フローチャート作成による業務上のメリット
ここでは、フローチャートを作成することによる主なメリットを紹介します。
生産性・業績の向上
フローチャートで業務の流れが明確になれば、業務の完遂までがスムーズになります。スムーズに業務を完遂させられれば、企業全体での生産性が向上するだけでなく、業績アップも期待できます。
業務全体の構造化
業務全体が構造化でき、企業全体で業務を把握しやすくなることがフローチャートのメリットです。新しい業務を始める際も、既存のフローチャートを使用することで全員が同じレベルで業務を把握でき、進められます。
属人化業務の可視化
フローチャートで言語化が難しかった業務を図式化できれば、属人化を防止できます。担当者が変わったり、担当するメンバーが増えたりしても、引き継ぎや共有がスムーズにできます。企業全体での業務レベル向上も期待できます。
リスク回避
フローチャートは業務マニュアルとしても活用できるため、作業漏れや認識の相違を回避できます。フローチャートを用いて業務を俯瞰してみることで、ミスを減らすことにつながるでしょう。そして企業全体で業務の進め方における認識が統一していれば、軽微なものから経営に影響を与えるリスクまでを回避できます。
フローチャートは転職活動にも役立つ?
仕事のマニュアルや社内資料などで活用されるフローチャートですが、転職活動におけるツールとしても活用可能です。
例えば、転職活動の進め方や内定・入社までの時期をフローチャートにし、ゴールに至るまでのプロセスを正確に記載できれば、自身の転職活動を客観視したうえで最適な進め方を把握・実践できます。
また、フローチャートなしの状態で進めていた際の課題を洗い出し、解決しつつ最適化できることもメリットです。いわゆる「スケジュール」や「レシピ」のような形に「転職活動」を当てはめることで、プロセス別に実施すべきことや用意しなければならないものを把握できます。
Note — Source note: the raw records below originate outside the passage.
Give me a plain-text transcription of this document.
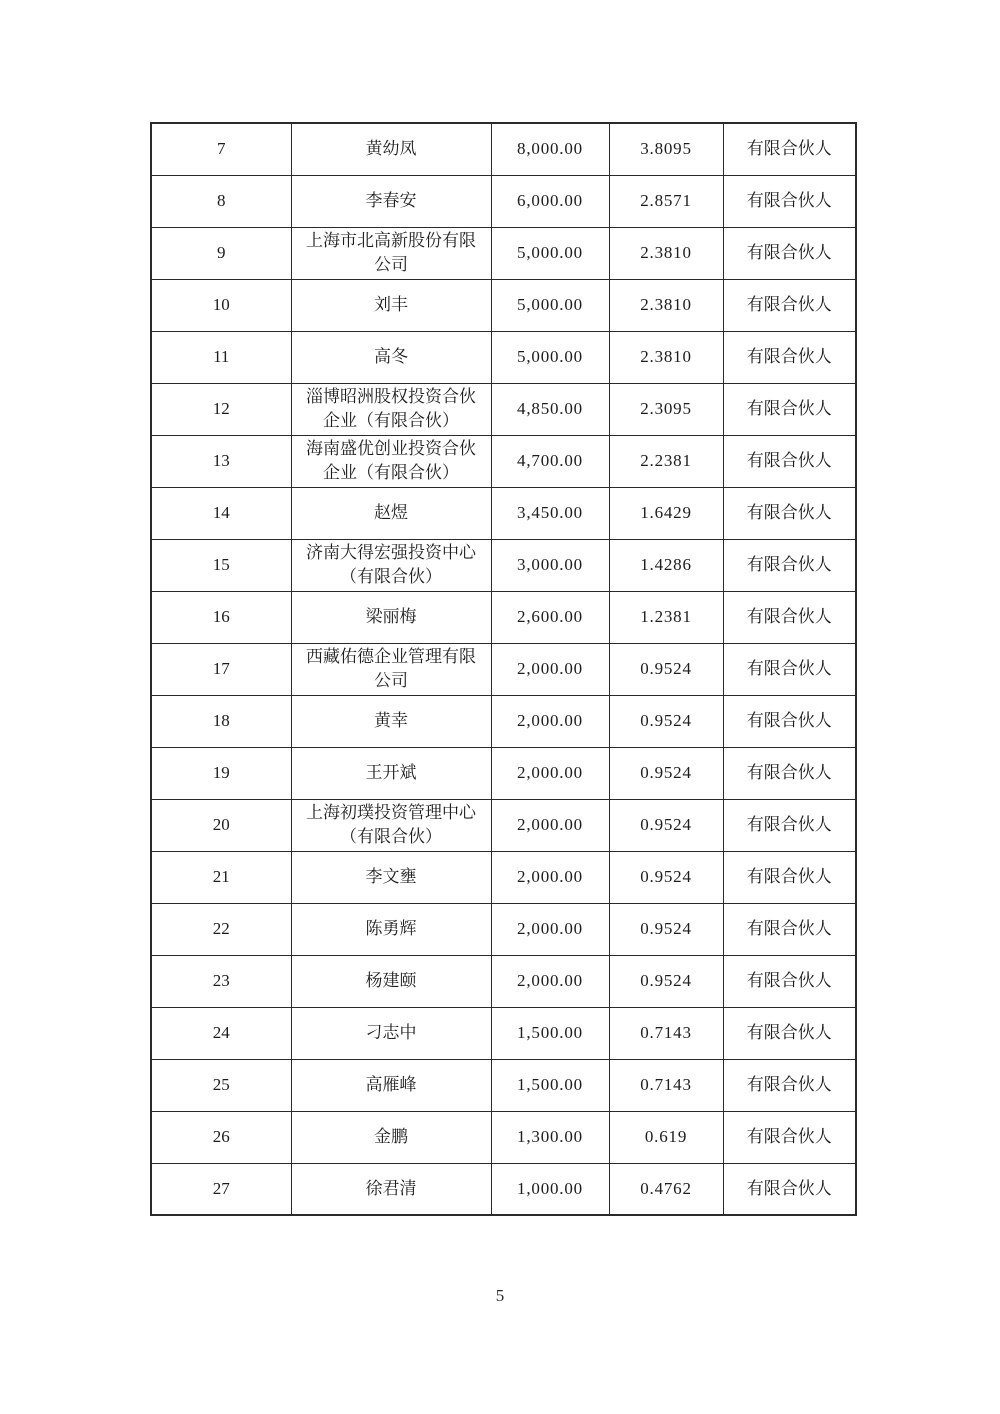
7	黄幼凤	8,000.00	3.8095	有限合伙人
8	李春安	6,000.00	2.8571	有限合伙人
9	上海市北高新股份有限公司	5,000.00	2.3810	有限合伙人
10	刘丰	5,000.00	2.3810	有限合伙人
11	高冬	5,000.00	2.3810	有限合伙人
12	淄博昭洲股权投资合伙企业（有限合伙）	4,850.00	2.3095	有限合伙人
13	海南盛优创业投资合伙企业（有限合伙）	4,700.00	2.2381	有限合伙人
14	赵煜	3,450.00	1.6429	有限合伙人
15	济南大得宏强投资中心（有限合伙）	3,000.00	1.4286	有限合伙人
16	梁丽梅	2,600.00	1.2381	有限合伙人
17	西藏佑德企业管理有限公司	2,000.00	0.9524	有限合伙人
18	黄幸	2,000.00	0.9524	有限合伙人
19	王开斌	2,000.00	0.9524	有限合伙人
20	上海初璞投资管理中心（有限合伙）	2,000.00	0.9524	有限合伙人
21	李文壅	2,000.00	0.9524	有限合伙人
22	陈勇辉	2,000.00	0.9524	有限合伙人
23	杨建颐	2,000.00	0.9524	有限合伙人
24	刁志中	1,500.00	0.7143	有限合伙人
25	高雁峰	1,500.00	0.7143	有限合伙人
26	金鹏	1,300.00	0.619	有限合伙人
27	徐君清	1,000.00	0.4762	有限合伙人
5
転職後の業務に活かせるだけでなく、最適な転職活動を進めるために活用できるのがフローチャートの特徴でありメリットです。
まとめ
今回は、業務の流れなどを可視化して図式にするフローチャートについて解説しました。
フローチャートの主な種類や使用されることの多い記号、基本構造やルールを把握しておくことで、業務効率化や生産性向上が期待できます。また、属人化防止やリスク回避に役立つのも、フローチャートの特徴です。転職活動を効率的に進めるツールでもあるので、今回の内容を参考にフローチャートを作成してみてはいかがでしょうか。